Corporeal Politics: Dancing East Asia
Edited by Katherine Mezur and Emily Wilcox
University of Michigan Press
One of a new spate of books featuring Asian dance scholarship, this anthology contains 16 chapters by different Asian and American dance scholars. Some of the essays focus on historical figures like Michio Ito, Dai Ailian, or Mei Lanfang. Others have great titles like “The Conflicted Monk” and “Cracking History’s Codes in Crocodile Time.” Half the contributors hail from universities in the U.S., the other half from Taiwan, China, Japan, Korea, and Germany.
Moving Bodies, Navigating Conflict: Practicing Bharata Natyam in Colombo, Sri Lanka
By Ahalya Satkunaratnam
Wesleyan University Press
Sri Lanka, called a “hybrid island,” is a mix of religions, races, and languages. The author examines classical Indian dance practice in its capital, Colombo, during the long and violent civil war from 1983 to 2009. Ahalya Satkunaratnam, a dancer herself, traces how women dancers navigate the traumatic conditions of war, including performing bharata natyam on a TV competition show, and ultimately work toward peace.
The Oxford Handbook of Improvisation in Dance
Edited by Vida L. Midgelow
Oxford University Press
With 43 entries by a wide range of improvisers and scholars including Ann Cooper Albright, Kent De Spain, Thomas DeFrantz, Janice Ross, Stephanie Skura, and Sheron Wray.

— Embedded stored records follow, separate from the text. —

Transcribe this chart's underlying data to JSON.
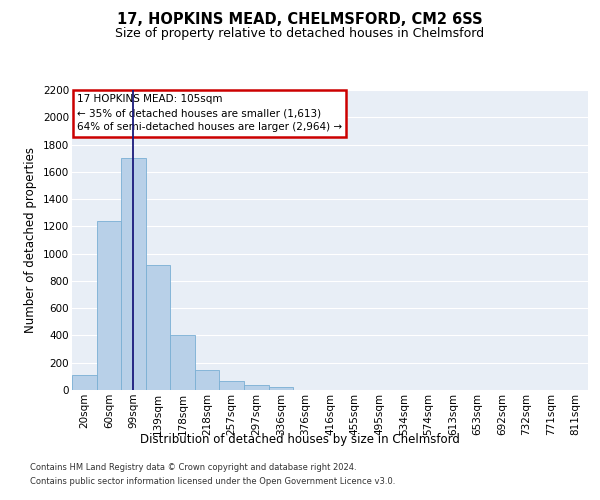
{
  "title": "17, HOPKINS MEAD, CHELMSFORD, CM2 6SS",
  "subtitle": "Size of property relative to detached houses in Chelmsford",
  "xlabel": "Distribution of detached houses by size in Chelmsford",
  "ylabel": "Number of detached properties",
  "footnote1": "Contains HM Land Registry data © Crown copyright and database right 2024.",
  "footnote2": "Contains public sector information licensed under the Open Government Licence v3.0.",
  "bins": [
    "20sqm",
    "60sqm",
    "99sqm",
    "139sqm",
    "178sqm",
    "218sqm",
    "257sqm",
    "297sqm",
    "336sqm",
    "376sqm",
    "416sqm",
    "455sqm",
    "495sqm",
    "534sqm",
    "574sqm",
    "613sqm",
    "653sqm",
    "692sqm",
    "732sqm",
    "771sqm",
    "811sqm"
  ],
  "values": [
    110,
    1240,
    1700,
    920,
    400,
    150,
    65,
    35,
    25,
    0,
    0,
    0,
    0,
    0,
    0,
    0,
    0,
    0,
    0,
    0,
    0
  ],
  "bar_color": "#b8d0e8",
  "bar_edge_color": "#7aafd4",
  "vline_x": 2,
  "vline_color": "#1a1a7c",
  "annotation_box_text": "17 HOPKINS MEAD: 105sqm\n← 35% of detached houses are smaller (1,613)\n64% of semi-detached houses are larger (2,964) →",
  "annotation_box_color": "#cc0000",
  "ylim": [
    0,
    2200
  ],
  "yticks": [
    0,
    200,
    400,
    600,
    800,
    1000,
    1200,
    1400,
    1600,
    1800,
    2000,
    2200
  ],
  "bg_color": "#e8eef6",
  "grid_color": "#ffffff",
  "title_fontsize": 10.5,
  "subtitle_fontsize": 9,
  "axis_label_fontsize": 8.5,
  "tick_fontsize": 7.5,
  "annotation_fontsize": 7.5
}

A Guru’s Journey: Pandit Chitresh Das and Indian Classical Dance in Diaspora
By Sarah Morelli
University of Illinois Press
This comprehensive look at the life of Chitresh Das (1944–2015), possibly the most accomplished Kathak dancer in the U. S., is a testament to his influence. He set up schools across the Bay Area and his followers are legion. The book also gives a welcome history of Indian dance in American since the 1880s, when Nautch dancers were deemed less than satisfactory and were replaced by white dancers willing to show more skin — skin that was bronzed in an attempt to look the part.
Lastly, my own book:
The Grand Union: Accidental Anarchists of Downtown Dance, 1970–1976
By Wendy Perron
Wesleyan University Press
You probably know by now that I wouldn’t write a book unless I absolutely loved the subject matter. So, just the facts: This leaderless improvisation group, which has been called a “miracle” and “collective genius,” included Yvonne Rainer, Steve Paxton, Trisha Brown, Barbara Dilley, Douglas Dunn, David Gordon, Nancy Lewis, Lincoln Scott and Becky Arnold. Watching them in the 1970s, and again recently via videotape, I marveled at how they retained their vivid, eccentric selves while meshing with the group—or refusing to mesh. I tried to reflect that mercurial reality—or as Dilley has said, surreal quality—while also giving a sense of the environment that made it possible: SoHo, a fledgling artists’ colony. Many readers (and viewers of my public zooming events) have been able to share my pleasure in Grand Union. And now that we are each reinventing ourselves in the pandemic, this radical concept of complete improvisation within a collective takes on new meaning.